Currently it raises a TypeError
, which is confusing because it’s telling me that I can’t index using (int, int)
, even though it works just fine if I called .loc[(0, 0)]
.
Actual output
TypeError: cannot do label indexing on <class 'pandas.core.indexes.base.Index'> with these indexers [1] of <class 'int'>
Expected Output
KeyError: 'the label [(0, 1)] is not in the [index]'
Output of pd.show_versions()
INSTALLED VERSIONS
------------------
commit: None
python: 3.6.4.final.0
python-bits: 64
OS: Linux
OS-release: 4.14.8-1-ARCH
machine: x86_64
processor:
byteorder: little
LC_ALL: None
LANG: en_US.UTF-8
LOCALE: en_US.UTF-8
pandas: 0.23.0.dev0+27.gcfa5ea696
pytest: None
pip: 9.0.1
setuptools: 38.2.5
Cython: 0.27.3
numpy: 1.13.3
scipy: 1.0.0
pyarrow: None
xarray: None
IPython: 6.2.1
sphinx: 1.6.5
patsy: None
dateutil: 2.6.1
pytz: 2017.3
blosc: None
bottleneck: None
tables: None
numexpr: None
feather: None
matplotlib: 2.1.1
openpyxl: None
xlrd: None
xlwt: None
xlsxwriter: None
lxml: None
bs4: None
html5lib: None
sqlalchemy: 1.1.15
pymysql: None
psycopg2: None
jinja2: 2.10
s3fs: None
fastparquet: None
pandas_gbq: None
pandas_datareader: None
Comment From: jreback
In [3]: df = DataFrame({"a": [0], "b": [0], "c": [0]}).set_index(["a", "b"])
In [4]: df
Out[4]:
c
a b
0 0 0
In [6]: df.loc[(0,1), :]
KeyError: (0, 1)
not a bug, rather you not qualifying what you are inputting, and its impossible to tell the difference. __getitem__
unpacks tuples, so .loc[(0, 1)]
is exactly equivalent to .loc[0, 1]
which is why you get the TypeError
(its trying to index with the 1 on the columns which doesn't work).

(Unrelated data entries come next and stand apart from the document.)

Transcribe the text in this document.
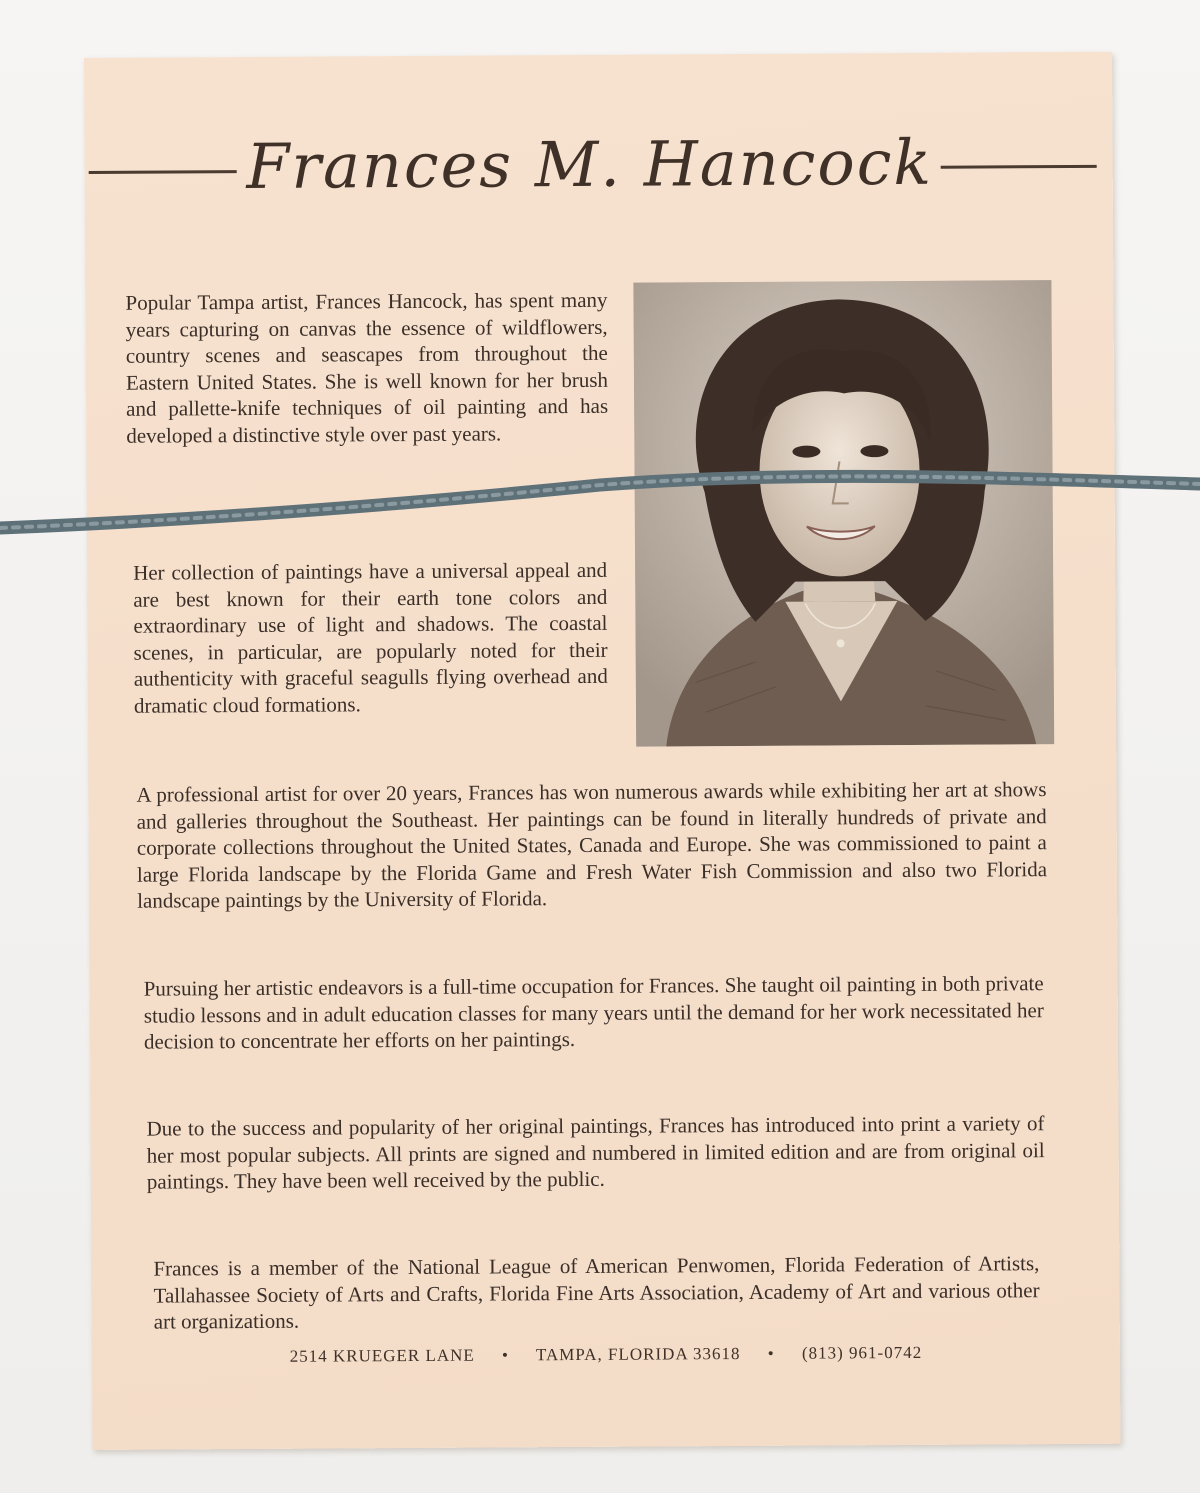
Frances M. Hancock

Popular Tampa artist, Frances Hancock, has spent many years capturing on canvas the essence of wildflowers, country scenes and seascapes from throughout the Eastern United States. She is well known for her brush and pallette-knife techniques of oil painting and has developed a distinctive style over past years.

Her collection of paintings have a universal appeal and are best known for their earth tone colors and extraordinary use of light and shadows. The coastal scenes, in particular, are popularly noted for their authenticity with graceful seagulls flying overhead and dramatic cloud formations.

A professional artist for over 20 years, Frances has won numerous awards while exhibiting her art at shows and galleries throughout the Southeast. Her paintings can be found in literally hundreds of private and corporate collections throughout the United States, Canada and Europe. She was commissioned to paint a large Florida landscape by the Florida Game and Fresh Water Fish Commission and also two Florida landscape paintings by the University of Florida.

Pursuing her artistic endeavors is a full-time occupation for Frances. She taught oil painting in both private studio lessons and in adult education classes for many years until the demand for her work necessitated her decision to concentrate her efforts on her paintings.

Due to the success and popularity of her original paintings, Frances has introduced into print a variety of her most popular subjects. All prints are signed and numbered in limited edition and are from original oil paintings. They have been well received by the public.

Frances is a member of the National League of American Penwomen, Florida Federation of Artists, Tallahassee Society of Arts and Crafts, Florida Fine Arts Association, Academy of Art and various other art organizations.

2514 KRUEGER LANE • TAMPA, FLORIDA 33618 • (813) 961-0742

This is a limitation of how indexing works in python itself. When indexing a multindex, you should use a fully qualified form when single indexing, df.loc(axis=0)[(0,1)]
Comment From: Rufflewind
Thanks for the quick response. Seems like df.loc[(0, 1),]
can also serve as a workaround for the ambiguity.